Wishing You a Happy Juneteenth
On Thursday, June 17, Chancellor Kumble R. Subbaswamy sent an email wishing the campus community a happy Juneteenth holiday and acknowledging the work of Amilcar Shabazz, professor of history and Africana studies in the W. E. B. Du Bois Department of Afro-American Studies, in leading the effort to make Juneteenth a state holiday.
That email is as follows:
Dear Campus Community,
I wish you all a very happy Juneteenth this coming Saturday! This very special day, which has been celebrated as Freedom Day, Liberation Day or Emancipation Day in years past, commemorates June 19, 1865, the day when the enslaved Africans and African Americans held in Galveston, Texas learned of their freedom, more than two years after President Abraham Lincoln issued the Emancipation Proclamation.
This year’s celebration is made even more special because later today President Biden is expected to sign legislation making Juneteenth a federal holiday. It is also the first time Juneteenth will be recognized as a state holiday here in Massachusetts.
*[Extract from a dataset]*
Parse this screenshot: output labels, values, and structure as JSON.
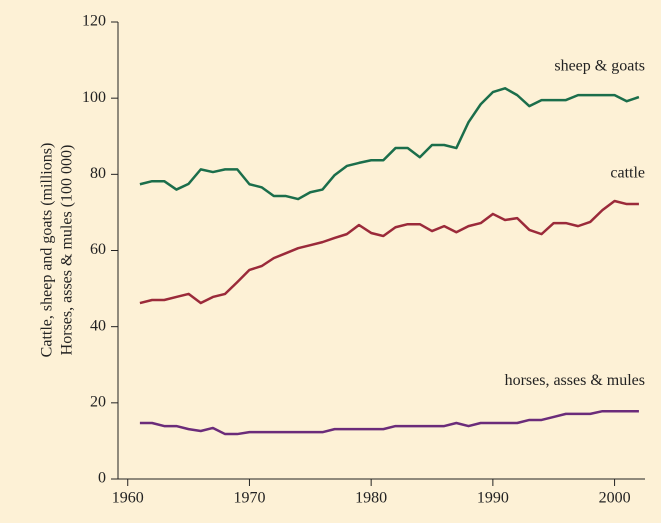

Our own Amilcar Shabazz, professor of history and Africana studies in the W. E. B. DuBois Department of Afro-American Studies, led the effort to make Juneteenth a state holiday, and State Representative Bud Williams of Springfield, a UMass Amherst alumnus, introduced the legislation, signed by Governor Charlie Baker, that made it official.
Juneteenth, which commemorates the end of chattel slavery in the United States and celebrates the hard-won freedom of African Americans, is a milestone in our country’s long journey toward equity and justice, but it is also a reminder of how much farther we have to go. From the time of our nation’s founding, with the inspiring words of the Declaration of Independence to the Constitution and the Bill of Rights, realizing the inalienable rights of African Americans has been elusive.
Today, confronted with stark inequities in the criminal justice system, educational and economic injustice, and concerted efforts in many states to restrict voting, I am hopeful that the recognition of Juneteenth, raises awareness of the work we must all do to create a more perfect union and reinforces within us all the essential truth that Black Lives Matter.
As we embark upon this long holiday weekend, I hope you will all treasure your time with friends and family, and on Saturday, June 19 you will reflect on the significance of this momentous day. Happy Juneteenth!